Gold prices continue to rise, affirming its position as the leading safe haven
Gold prices are correcting after surging to their highest since April, but overnight gains reaffirmed the precious metal’s status as a safe haven after Israel carried out airstrikes on Iranian nuclear and missile targets, killing several senior military officers.
It is worth noting that while gold prices have risen sharply, the US dollar and US Treasury bonds have not received the expected safe haven flows. Mohamed El-Erian, former CEO of PIMCO and currently President of Queens College, Cambridge, warned investors not to rely too much on the US dollar and US bonds as traditional safe haven assets.
"Bond yields are barely moving after the Israeli attack on Iran. Watch gold and silver instead," he tweeted. Spot gold is currently trading around $3,421.28 an ounce, up more than 1% on the day and still holding above the key resistance level of $3,400. Meanwhile, the yield on the 10-year US Treasury note is at 4.42%, while the US dollar index continues to struggle around a multi-year low of 98.09.
In a commentary published in the Financial Times, Mr. El-Erian said that the new conflict in the Middle East was "bad news at a bad time." He warned that rising energy prices would exacerbate inflationary pressures, thereby hampering global growth.
"Central banks will have to be more vigilant with unchecked inflationary pressures. This reduces the ability to cut interest rates early and sharply despite a slowdown. Meanwhile, any fiscal response will take place in a context where interest rates remain high and investors are very sensitive to deficits and public debt," he analyzed.
El-Erian also pointed out that renewed geopolitical uncertainty will continue to undermine globalization. “Over time, the uncertainty caused by renewed Middle East upheaval could further erode the US-led global economic order, fueling the trend toward economic fragmentation,” he wrote.
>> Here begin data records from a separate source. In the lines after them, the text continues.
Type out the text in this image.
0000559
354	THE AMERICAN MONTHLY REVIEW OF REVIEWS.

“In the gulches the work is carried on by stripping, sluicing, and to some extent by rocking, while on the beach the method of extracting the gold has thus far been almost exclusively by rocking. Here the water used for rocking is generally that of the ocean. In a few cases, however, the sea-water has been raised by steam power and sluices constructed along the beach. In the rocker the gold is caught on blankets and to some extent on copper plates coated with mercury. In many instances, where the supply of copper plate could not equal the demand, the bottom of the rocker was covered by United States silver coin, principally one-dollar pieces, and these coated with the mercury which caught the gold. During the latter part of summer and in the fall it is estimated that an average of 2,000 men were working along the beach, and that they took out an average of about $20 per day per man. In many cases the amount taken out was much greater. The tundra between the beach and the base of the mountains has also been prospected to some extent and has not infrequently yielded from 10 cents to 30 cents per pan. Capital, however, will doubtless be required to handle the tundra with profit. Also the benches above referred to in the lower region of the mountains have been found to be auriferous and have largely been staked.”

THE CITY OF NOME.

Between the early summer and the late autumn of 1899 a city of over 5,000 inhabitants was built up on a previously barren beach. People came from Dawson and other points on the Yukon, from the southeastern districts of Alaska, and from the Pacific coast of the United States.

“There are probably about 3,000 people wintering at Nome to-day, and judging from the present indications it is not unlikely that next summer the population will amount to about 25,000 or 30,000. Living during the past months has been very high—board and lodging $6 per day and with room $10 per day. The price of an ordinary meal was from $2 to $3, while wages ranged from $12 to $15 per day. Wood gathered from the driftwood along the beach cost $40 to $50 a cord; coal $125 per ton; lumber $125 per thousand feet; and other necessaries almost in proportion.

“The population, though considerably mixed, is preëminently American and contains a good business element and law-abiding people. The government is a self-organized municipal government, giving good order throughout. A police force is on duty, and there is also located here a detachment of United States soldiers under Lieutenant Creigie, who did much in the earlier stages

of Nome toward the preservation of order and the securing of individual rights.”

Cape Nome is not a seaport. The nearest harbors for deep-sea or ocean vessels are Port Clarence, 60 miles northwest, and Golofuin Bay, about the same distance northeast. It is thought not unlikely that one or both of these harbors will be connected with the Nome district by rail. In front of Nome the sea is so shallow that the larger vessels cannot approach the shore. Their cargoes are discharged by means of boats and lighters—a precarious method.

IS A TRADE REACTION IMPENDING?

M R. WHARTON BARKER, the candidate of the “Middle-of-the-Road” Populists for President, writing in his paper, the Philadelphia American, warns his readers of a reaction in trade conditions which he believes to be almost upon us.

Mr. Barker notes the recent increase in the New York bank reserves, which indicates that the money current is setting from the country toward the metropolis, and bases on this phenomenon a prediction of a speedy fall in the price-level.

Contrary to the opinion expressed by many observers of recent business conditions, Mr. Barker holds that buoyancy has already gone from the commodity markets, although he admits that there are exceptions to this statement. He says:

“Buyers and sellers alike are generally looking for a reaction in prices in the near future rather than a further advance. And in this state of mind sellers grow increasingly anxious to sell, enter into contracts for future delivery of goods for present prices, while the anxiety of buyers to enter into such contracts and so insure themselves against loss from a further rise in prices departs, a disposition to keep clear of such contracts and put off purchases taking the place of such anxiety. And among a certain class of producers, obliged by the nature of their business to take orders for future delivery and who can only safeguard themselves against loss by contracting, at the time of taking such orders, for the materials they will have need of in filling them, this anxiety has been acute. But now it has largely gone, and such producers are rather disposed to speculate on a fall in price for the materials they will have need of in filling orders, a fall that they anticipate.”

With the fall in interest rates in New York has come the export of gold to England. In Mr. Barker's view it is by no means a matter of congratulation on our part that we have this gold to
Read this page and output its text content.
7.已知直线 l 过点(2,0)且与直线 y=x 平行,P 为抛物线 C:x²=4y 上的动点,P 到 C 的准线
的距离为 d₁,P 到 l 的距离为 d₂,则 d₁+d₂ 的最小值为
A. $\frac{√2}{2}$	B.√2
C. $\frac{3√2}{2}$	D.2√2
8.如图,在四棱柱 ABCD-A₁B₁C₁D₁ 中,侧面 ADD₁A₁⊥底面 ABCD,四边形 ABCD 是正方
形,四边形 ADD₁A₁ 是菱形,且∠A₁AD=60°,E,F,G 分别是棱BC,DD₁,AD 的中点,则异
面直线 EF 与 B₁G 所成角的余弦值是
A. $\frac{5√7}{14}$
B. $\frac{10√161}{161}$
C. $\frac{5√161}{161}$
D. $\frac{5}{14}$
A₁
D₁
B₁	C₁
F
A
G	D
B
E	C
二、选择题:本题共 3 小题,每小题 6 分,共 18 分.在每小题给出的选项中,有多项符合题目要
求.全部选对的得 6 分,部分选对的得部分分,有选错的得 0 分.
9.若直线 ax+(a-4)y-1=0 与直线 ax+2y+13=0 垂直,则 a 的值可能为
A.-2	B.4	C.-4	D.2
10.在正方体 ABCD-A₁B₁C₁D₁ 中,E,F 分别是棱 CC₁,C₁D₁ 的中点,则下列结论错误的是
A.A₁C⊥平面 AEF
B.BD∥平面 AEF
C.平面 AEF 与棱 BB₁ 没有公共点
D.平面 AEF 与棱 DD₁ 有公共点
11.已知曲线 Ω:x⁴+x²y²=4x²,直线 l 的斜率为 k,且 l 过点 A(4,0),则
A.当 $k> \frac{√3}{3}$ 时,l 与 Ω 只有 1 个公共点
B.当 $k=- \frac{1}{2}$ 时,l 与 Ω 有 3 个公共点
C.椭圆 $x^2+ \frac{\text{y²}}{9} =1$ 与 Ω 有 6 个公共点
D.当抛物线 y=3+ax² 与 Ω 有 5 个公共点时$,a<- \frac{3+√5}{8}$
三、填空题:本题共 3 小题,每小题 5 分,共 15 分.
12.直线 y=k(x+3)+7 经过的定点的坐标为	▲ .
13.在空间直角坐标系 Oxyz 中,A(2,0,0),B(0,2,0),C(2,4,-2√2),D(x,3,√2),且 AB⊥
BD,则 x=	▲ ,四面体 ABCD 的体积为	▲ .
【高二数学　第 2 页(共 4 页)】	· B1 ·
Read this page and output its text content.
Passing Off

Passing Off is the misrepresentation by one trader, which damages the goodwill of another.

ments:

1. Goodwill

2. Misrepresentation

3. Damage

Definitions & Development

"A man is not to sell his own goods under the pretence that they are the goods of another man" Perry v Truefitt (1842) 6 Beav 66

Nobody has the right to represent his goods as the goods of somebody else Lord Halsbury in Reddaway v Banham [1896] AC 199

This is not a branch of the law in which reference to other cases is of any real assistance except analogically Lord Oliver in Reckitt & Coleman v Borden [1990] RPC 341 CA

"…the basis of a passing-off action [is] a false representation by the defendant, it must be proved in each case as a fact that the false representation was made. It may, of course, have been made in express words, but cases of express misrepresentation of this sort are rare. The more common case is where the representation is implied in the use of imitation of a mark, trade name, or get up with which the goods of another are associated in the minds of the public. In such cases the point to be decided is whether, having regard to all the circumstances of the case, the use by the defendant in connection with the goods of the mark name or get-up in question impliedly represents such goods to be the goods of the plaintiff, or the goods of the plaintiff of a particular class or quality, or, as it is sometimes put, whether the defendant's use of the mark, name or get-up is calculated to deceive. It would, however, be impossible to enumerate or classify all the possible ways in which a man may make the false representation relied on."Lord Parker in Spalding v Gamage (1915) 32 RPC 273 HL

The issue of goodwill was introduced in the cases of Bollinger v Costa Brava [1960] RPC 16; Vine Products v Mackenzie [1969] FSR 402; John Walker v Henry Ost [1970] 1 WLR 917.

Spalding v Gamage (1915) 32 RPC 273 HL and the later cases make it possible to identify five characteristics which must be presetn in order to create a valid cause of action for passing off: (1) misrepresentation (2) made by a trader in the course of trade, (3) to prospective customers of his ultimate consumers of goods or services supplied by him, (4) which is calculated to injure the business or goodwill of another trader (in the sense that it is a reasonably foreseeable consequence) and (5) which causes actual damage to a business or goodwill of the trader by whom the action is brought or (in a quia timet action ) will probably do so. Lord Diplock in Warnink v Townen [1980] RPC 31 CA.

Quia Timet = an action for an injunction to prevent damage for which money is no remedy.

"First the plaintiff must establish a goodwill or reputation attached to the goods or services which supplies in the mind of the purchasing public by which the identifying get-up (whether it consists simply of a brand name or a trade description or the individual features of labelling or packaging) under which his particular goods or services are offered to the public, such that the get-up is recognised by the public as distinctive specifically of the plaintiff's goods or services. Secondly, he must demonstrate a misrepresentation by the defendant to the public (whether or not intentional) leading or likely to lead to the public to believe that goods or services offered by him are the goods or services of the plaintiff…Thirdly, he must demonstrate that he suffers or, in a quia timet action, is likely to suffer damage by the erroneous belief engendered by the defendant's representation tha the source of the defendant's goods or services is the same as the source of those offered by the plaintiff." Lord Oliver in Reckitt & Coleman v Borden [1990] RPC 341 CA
Looking ahead, the expert predicts that the US dollar will continue to face downward pressure as countries diversify their reserves. "Much of the world is 'over-holding' the US dollar and US assets. As the US's central role in the global order weakens, the incentive for countries to reduce this dependence will grow," he concluded.
This week's gold price rally may soon stop
"The Israel-Iran conflict could keep gold above $3,400, but it's unlikely to push prices higher without a new escalation. History shows that geopolitical rallies are often difficult to sustain over the long term," said Ole Hansen, head of commodity strategy at Saxo Bank.
Spot gold is currently trading at $3,434.12 an ounce, up 3.75% from last week. Notably, gold is outperforming the US dollar, which is often seen as a safe haven but is currently failing to attract cash flows. The US dollar index is currently at 98.13, down 1% for the week.
Michele Schneider, chief market strategist at MarketGauge, warned investors to brace for short-term volatility as traders take profits. However, she said the long-term uptrend in gold and silver remains intact. "Conflicts can have a number of consequences, including higher inflation, so while prices may peak temporarily, I don't see this as a reversal point," she said.
Investors are cautiously waiting after the Israeli airstrike, said Naeem Aslam, chief investment officer at Zaye Capital Markets. He highlighted the importance of oil prices and Iran's response: "If Iran retaliates strongly, especially if it threatens oil supplies through the Strait of Hormuz, gold could explode on hedging demand. On the other hand, if tensions ease, gold's rally could stall."
However, Mr. Michael Brown from Pepperstone is still optimistic about the long-term prospects of gold: "The latest developments reinforce the role of gold in investment portfolios in the context of uncertainty. I believe prices will continue to rise, especially when organizations are diversifying reserves."